Other mistake: When Kimble takes the elevator to the conference to confront Dr. Nichols, he presses a button, but the one beside it is the one that actually lights up. In this particular elevator, the button he pressed is the one that should have lit up.
Other mistake: When Dr. Nichols hits Dr. Kimble with a chair, look carefully. As Dr. Nichols swings the chair, it starts falling apart before it even makes contact with Harrison.
Other mistake: When Harrison Ford is being chased in an ambulance by the police, there is a shot of police cars heading towards the waterfalls in the background. If you look closely, the water is not moving. (00:33:15)
Suggested correction: The water IS moving, you just need to look closely.
Other mistake: After Kimble has been rescued from the train wreck and unchained, he escapes, running alongside a body of water. As Gerard announces to the other officers that there's a fugitive on the loose and gives instructions, Kimble is seen running again, in a replay of the earlier shot. Not only are all the same landmarks in place, but at the end of both sequences, he moves his arm to shake off a branch that's snagged him.
Other mistake: After the train crash the news crews and sheriff are interviewing the surviving corrections officer. He boasts how heroic he was to rescue his partner from the wreckage, claiming that he was his partner and he would do the same for him. The only problem is that they are surprised when they find that same surviving corrections officer several scenes later and rush him to the hospital. Why would they be surprised to find an officer they already knew about?
Suggested correction: The first corrections officer had been exposed as a liar and made up the story that Kimble and Copeland were dead. Nobody believed he heroically saved his partner. Everyone assumed since the partner hadn't been found right away that he died in the wreck. It never occurred to anyone that Kimble would put his own life on the line to save a guard, so actually finding the guard alive was a surprise.
There is nothing formally wrong with the order of events here. The assumption is that the second officer's whereabouts are known at the time of the senior officer's story - but that is actually only an assumption. Finding the second officer would of course not be important to the main story in any way, and thus this sub-story was not explained in the movie. To word it an alternative better way, why would the senior officer make up this story of saving the second officer, if the officer had not been located yet?
The second officer's whereabouts are most certainly not known when the first officer is interviewed. The first officer is interviewed the night of the crash and the second officer is found the next morning.
Other mistake: When Kimble is heading towards the dam driving the ambulance in the tunnel, his lane is empty in the wide angles, yet in the close-ups he is swerving the steering wheel violently as if there were cars ahead. This keeps changing back and forth.

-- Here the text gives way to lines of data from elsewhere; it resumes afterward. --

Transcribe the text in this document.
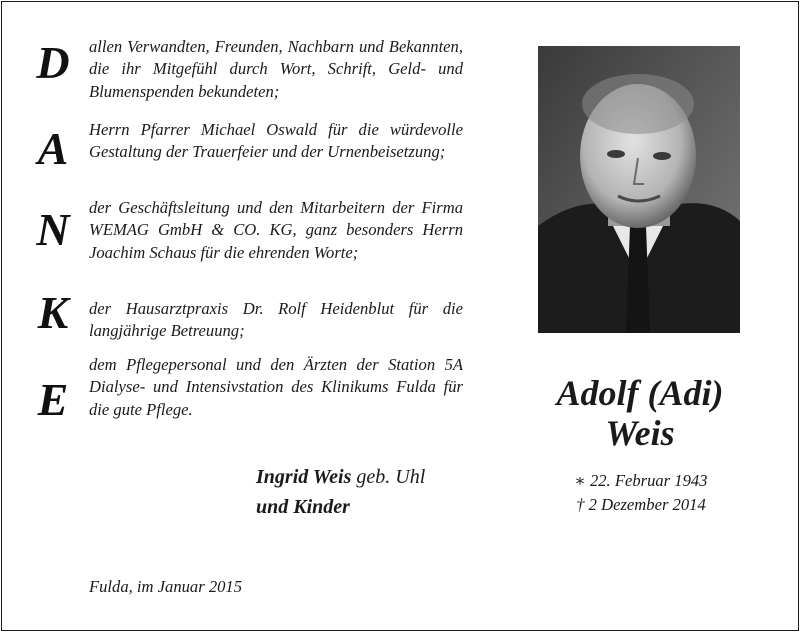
D
A
N
K
E
allen Verwandten, Freunden, Nachbarn und Bekannten, die ihr Mitgefühl durch Wort, Schrift, Geld- und Blumenspenden bekundeten;
Herrn Pfarrer Michael Oswald für die würdevolle Gestaltung der Trauerfeier und der Urnenbeisetzung;
der Geschäftsleitung und den Mitarbeitern der Firma WEMAG GmbH & CO. KG, ganz besonders Herrn Joachim Schaus für die ehrenden Worte;
der Hausarztpraxis Dr. Rolf Heidenblut für die langjährige Betreuung;
dem Pflegepersonal und den Ärzten der Station 5A Dialyse- und Intensivstation des Klinikums Fulda für die gute Pflege.
Ingrid Weis geb. Uhl
und Kinder
Fulda, im Januar 2015
Adolf (Adi)
Weis
∗ 22. Februar 1943
† 2 Dezember 2014
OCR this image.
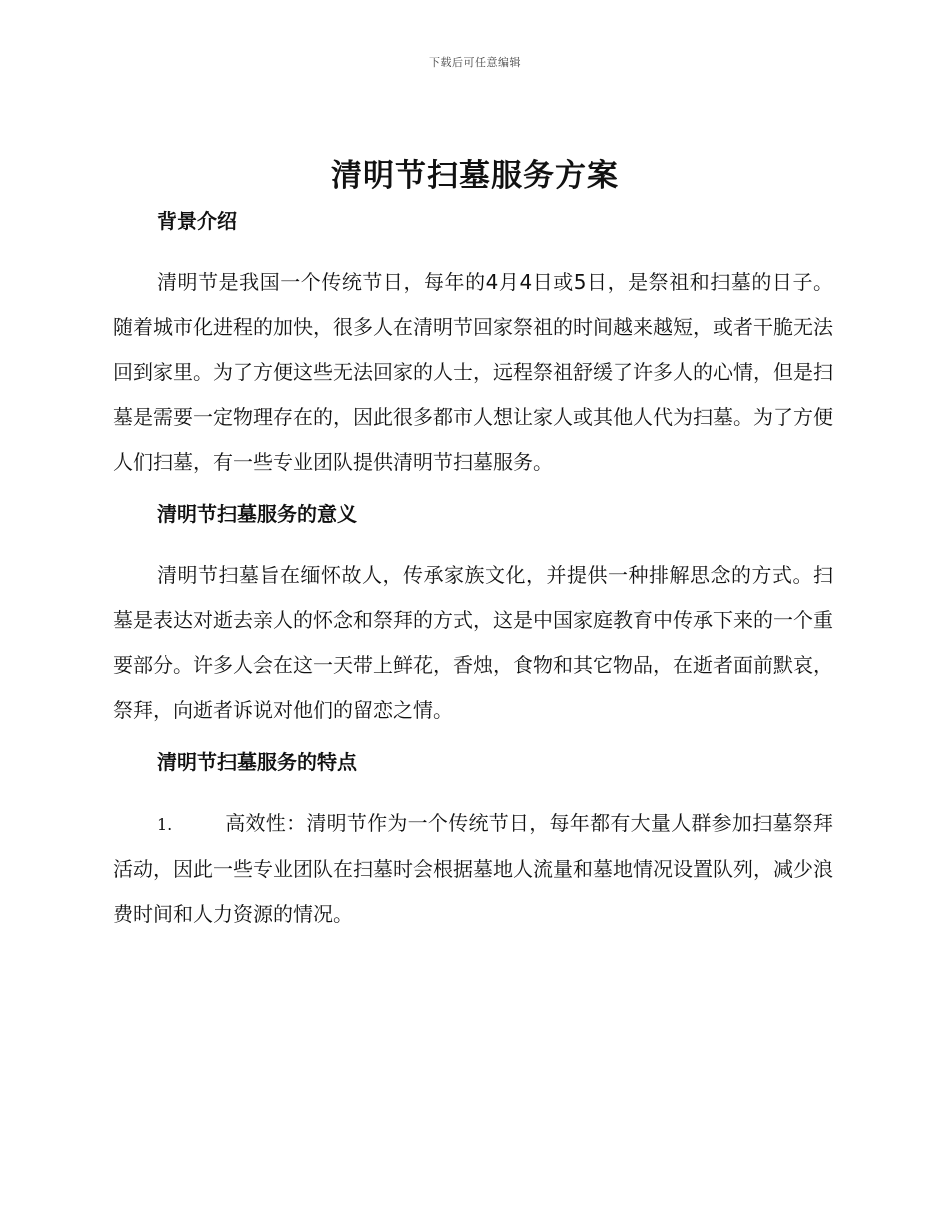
下载后可任意编辑
清明节扫墓服务方案
背景介绍

清明节是我国一个传统节日，每年的4月4日或5日，是祭祖和扫墓的日子。随着城市化进程的加快，很多人在清明节回家祭祖的时间越来越短，或者干脆无法回到家里。为了方便这些无法回家的人士，远程祭祖舒缓了许多人的心情，但是扫墓是需要一定物理存在的，因此很多都市人想让家人或其他人代为扫墓。为了方便人们扫墓，有一些专业团队提供清明节扫墓服务。

清明节扫墓服务的意义

清明节扫墓旨在缅怀故人，传承家族文化，并提供一种排解思念的方式。扫墓是表达对逝去亲人的怀念和祭拜的方式，这是中国家庭教育中传承下来的一个重要部分。许多人会在这一天带上鲜花，香烛，食物和其它物品，在逝者面前默哀，祭拜，向逝者诉说对他们的留恋之情。

清明节扫墓服务的特点

1.	高效性：清明节作为一个传统节日，每年都有大量人群参加扫墓祭拜活动，因此一些专业团队在扫墓时会根据墓地人流量和墓地情况设置队列，减少浪费时间和人力资源的情况。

Other mistake: After we see a shot of the prison bus driving along a road, the white, balding jail guard says, "20 miles to Benard. We should be there in 40 minutes." Not long after, one of the inmates begins to foam at the mouth. The black prisoner cries, "Hey, somebody, get in here quick!" The black jail guard stands up to unlock the cage, and the white, balding guy says to him, "We're almost to the prison." This is impossible considering he just mentioned the prison was 20 miles away. (00:14:52)
Suggested correction: Almost is a relative word and compared to Chicago/Cook County, they could almost be at the prison (when flying from NYC to LAX, when you are over Utah, you are almost there even though you still have like an hour to go). But more likely (and how I have always taken it to mean), the guard didn't give two cents if these prisoners died in transport and the other guard should just sit tight because they are almost where they have to go and the prison doctors can look at him then.
Other mistake: During the St. Patrick's Day parade, the camera shows a clock that displays the temperature, which is supposedly 23°. None of the spectators or performers we see is dressed for that temperature. They would be way more bundled up than they are. Everybody is dressed for weather in the 40s or so.
Suggested correction: 20s is nice and toasty.